When waking up at night can negatively affect your sleep
Although, again, waking up in the middle of the night several times (and for a few minutes each time) is normal, if it happens frequently or for a longer period of time, it can affect the quality of your sleep. There is no specific number of awakenings that are indicative of a problem, but Dr. Winter says to look at the increase in numbers from your base.
That’s also especially worrying if you’re not already getting the recommended seven to nine hours of sleep, given that waking up will reduce your total sleep time even more, says Dr.
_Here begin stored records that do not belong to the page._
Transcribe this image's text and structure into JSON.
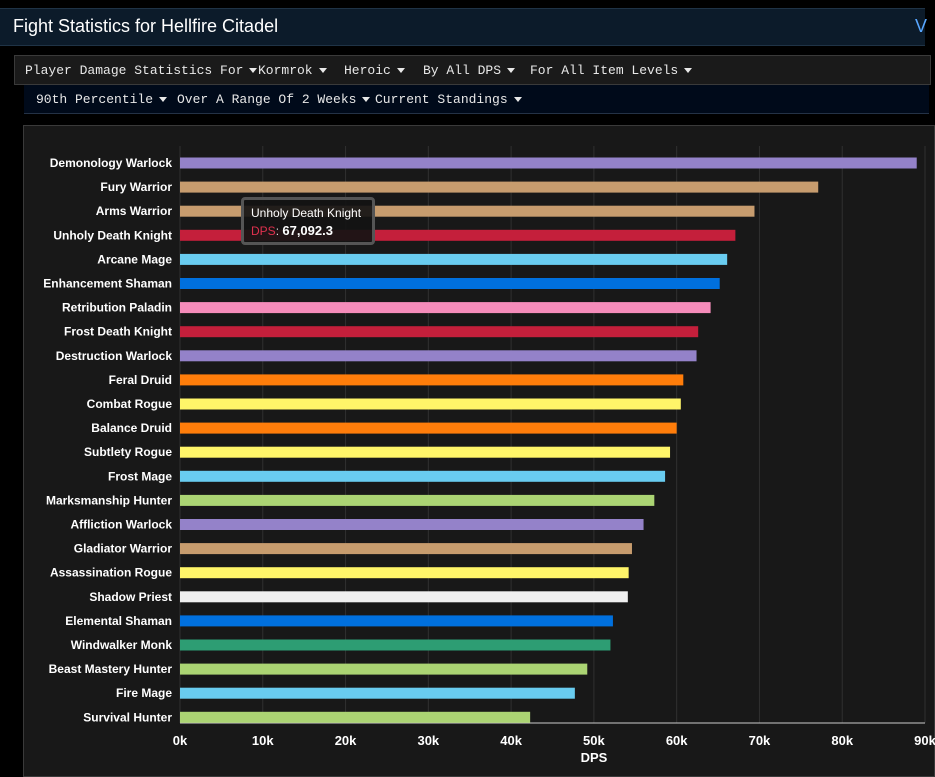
{
  "header": {
    "title": "Fight Statistics for Hellfire Citadel",
    "extra": "V"
  },
  "toolbar": {
    "row1": [
      "Player Damage Statistics For",
      "Kormrok",
      "Heroic",
      "By All DPS",
      "For All Item Levels"
    ],
    "row2": [
      "90th Percentile",
      "Over A Range Of 2 Weeks",
      "Current Standings"
    ]
  },
  "tooltip": {
    "name": "Unholy Death Knight",
    "key": "DPS",
    "value": "67,092.3"
  },
  "chart_data": {
    "type": "bar",
    "orientation": "horizontal",
    "xlabel": "DPS",
    "xlim": [
      0,
      90000
    ],
    "ticks": [
      "0k",
      "10k",
      "20k",
      "30k",
      "40k",
      "50k",
      "60k",
      "70k",
      "80k",
      "90k"
    ],
    "categories": [
      "Demonology Warlock",
      "Fury Warrior",
      "Arms Warrior",
      "Unholy Death Knight",
      "Arcane Mage",
      "Enhancement Shaman",
      "Retribution Paladin",
      "Frost Death Knight",
      "Destruction Warlock",
      "Feral Druid",
      "Combat Rogue",
      "Balance Druid",
      "Subtlety Rogue",
      "Frost Mage",
      "Marksmanship Hunter",
      "Affliction Warlock",
      "Gladiator Warrior",
      "Assassination Rogue",
      "Shadow Priest",
      "Elemental Shaman",
      "Windwalker Monk",
      "Beast Mastery Hunter",
      "Fire Mage",
      "Survival Hunter"
    ],
    "values": [
      89000,
      77100,
      69400,
      67092,
      66100,
      65200,
      64100,
      62600,
      62400,
      60800,
      60500,
      60000,
      59200,
      58600,
      57300,
      56000,
      54600,
      54200,
      54100,
      52300,
      52000,
      49200,
      47700,
      42300
    ],
    "colors": [
      "#9482c9",
      "#c79c6e",
      "#c79c6e",
      "#c41f3b",
      "#69ccf0",
      "#0070de",
      "#f58cba",
      "#c41f3b",
      "#9482c9",
      "#ff7d0a",
      "#fff569",
      "#ff7d0a",
      "#fff569",
      "#69ccf0",
      "#abd473",
      "#9482c9",
      "#c79c6e",
      "#fff569",
      "#f0f0f0",
      "#0070de",
      "#2d9d73",
      "#abd473",
      "#69ccf0",
      "#abd473"
    ]
  }
}
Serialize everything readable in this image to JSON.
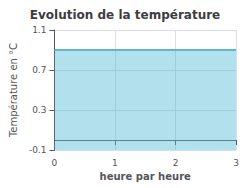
{
  "chart_data": {
    "type": "area",
    "title": "Evolution de la température",
    "xlabel": "heure par heure",
    "ylabel": "Température en °C",
    "x": [
      0,
      1,
      2,
      3
    ],
    "values": [
      0.9,
      0.9,
      0.9,
      0.9
    ],
    "color": "#55bbd4",
    "xlim": [
      0,
      3
    ],
    "xticks": [
      0,
      1,
      2,
      3
    ],
    "ylim": [
      -0.1,
      1.1
    ],
    "yticks": [
      -0.1,
      0.3,
      0.7,
      1.1
    ],
    "grid": true
  }
}
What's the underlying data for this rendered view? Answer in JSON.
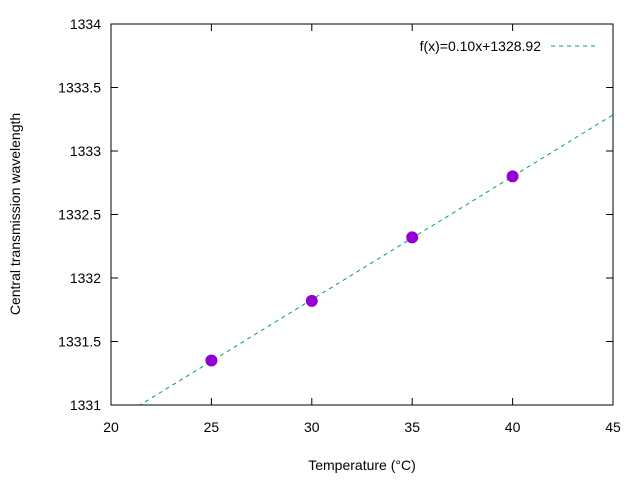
{
  "chart_data": {
    "type": "scatter",
    "title": "",
    "xlabel": "Temperature (°C)",
    "ylabel": "Central transmission wavelength",
    "xlim": [
      20,
      45
    ],
    "ylim": [
      1331,
      1334
    ],
    "xticks": [
      "20",
      "25",
      "30",
      "35",
      "40",
      "45"
    ],
    "yticks": [
      "1331",
      "1331.5",
      "1332",
      "1332.5",
      "1333",
      "1333.5",
      "1334"
    ],
    "grid": false,
    "legend_position": "top-right",
    "series": [
      {
        "x": [
          25,
          30,
          35,
          40
        ],
        "y": [
          1331.35,
          1331.82,
          1332.32,
          1332.8
        ],
        "color": "#9400d3",
        "marker": "circle"
      },
      {
        "name": "f(x)=0.10x+1328.92",
        "type": "line",
        "style": "dashed",
        "color": "#009e73",
        "slope": 0.097,
        "intercept": 1328.92
      }
    ]
  }
}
Peters. “This wake-up time can also be important,” he adds. “Waking up early in the night may have little effect, but waking up near the morning, when the sleep drive has decreased, can make it difficult to fall asleep again, and end the night’s sleep suddenly.”
In general, however, the surest indicator that your waking up at night may be a problem with your sleep is if you find that you are falling asleep during the day, says Dr. Winter. That’s when it might be time to think about how you can improve your bedroom environment for sleep. “Cool the room [to around 67° F, ideally]reduce noise, block light, remove electronics, and keep pets and children away,” says Dr. Peters.
If you’re still experiencing frequent or prolonged middle-of-the-night awakenings and feel sleepy during the day, it would be wise to consult a sleep specialist, says Dr. Winter, only if a sleep condition such as insomnia, nocturia, or frequent motion sickness may be to blame.